2.2 Indian Weavers – Notes
Summary of the poem
The poem ‘Indian Weavers’ written by Sarojini Naidu, sums up the life of human beings in three main stages. The poet uses symbols of clothes & time of the day to explain this. According to the poet, the journey of life begins with blue colour. The colour blue indicates joy & happiness.
In the first stanza, the poet questions the weavers why they are weaving clothes so early in the morning. The clothes are blue like the wings of halcyon, which is the other name of the kingfisher bird. The weavers reply that they are weaving beautiful dress for new born child. There is similarity between the break of the day & birth of a baby. Both symbolize a new beginning. The blue colour symbolises something beautiful and precious. It also symbolises loyalty. Thus, the first stage of human life is full of happiness, freshness, hope, curiosity etc.
In the second stanza, the time described is the fall of night, that is when the sun sets. the poet questions the weavers why they are weaving clothes that are colourful like the feathers of peacock. The weavers answer that they are weaving the marriage veil of the queen. The poet thus refers the second- adult stage of life. At this stage, human beings are quite active, get married, shoulder responsibilities & struggle hard to live a better and a prosperous life.
In the third stanza, the weavers are sorrowful & silent. The poet finds them weaving something weird in the moonlight chill that is in the dead of the night. Whatever they are weaving is white as cloud or white as feather, symbolising the colourless life. The weavers tell the poet that they are weaving shroud for a dead person. Thus, the third and final stage of human life is death which is emotionless & colourless.
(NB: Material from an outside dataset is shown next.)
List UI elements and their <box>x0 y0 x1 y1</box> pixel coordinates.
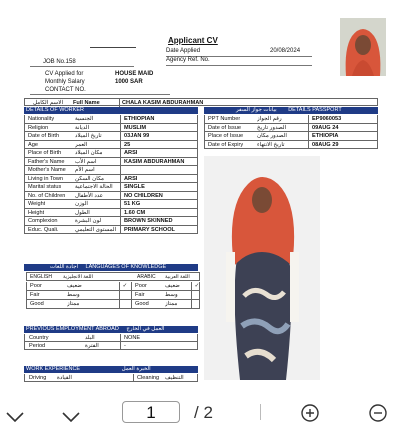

The words that express the changing mood of the poet are gay, bright, solemn & still.
Figures of speech-
Blue as the wing of a wild halcyon
Like the plumes of a peacock
White as feather & white as a cloud
Weavers weaving at break of day
Weavers weaving at fall of night
We weave the,
Plumes of a peacock,
purple & green,
break of the day,
fall of night,
solemn & still,
colorless, cold white.
Rhyme scheme –
I stanza – aabb
II stanza – ccdd
III stanza – eeff
The effect of asking question-
By asking questions the poetess gives certain information about the time of the day & the colour of the cloth that the weavers are weaving. The poem has a conversational tone -conversation that is between the poetess & the weavers.
Word register for Clothes-
Dress, attire, robe, costume, garment, apparel, suit, garb, outfit etc
The present condition of the weavers-
Many weavers in India are leaving the profession and shifting themselves to a new livelihood opportunity. Looking at the next generation there are only few to take up the activity. There is huge Increase cost of raw material. Co-operatives are shutting down due to no profit & all loss. Master weavers get the activity running at the cost of the weaver in the competitive market. Today the weavers are facing problems mainly because production done on power looms, are sold as handloom product. The fabric is offered for a very low price which handloom weaver or a cooperative society never can never compete with. There are several problems in the systems level, time constrain in the production process. So, there are many uncertainties faces by the weavers today.
Mahavastra of Maharashtra – Paithani
The glory of Maharashtra & the weaver’s pride, Paithani saris are said to be hand woven poems in gold and silk.
This is a hand-woven silk saree with a rich, ornamental Zari (gold thread) and border. It is characterised by borders of an oblique square design and a pallu with a peacock design. The Paithani saree is known all over the world for its uniqueness.
The art of Paithan is more than 2000 years old. The name “Paithani” is derived from the small town Paithan located in Central India, Maharashtra state, about 400 km north east of Bombay. The Paithani Sarees & Fabric is socio-culturally associated with the people of Maharashtra due to its confluence with the culture of the people. The Paithani saree is traditionally a part of the trousseau of every Maharashtrian bride. In the ancient times it was considered no less than an ornamental treasure & was in fact used as currency.
Even today in many households it is considered as a precious heirloom that is passed on from generation to generation…
Weaving a Paithani is a work of Art, where the Soul’s Aspiration & Artist’s Inspiration flow out into Form Colour & Texture!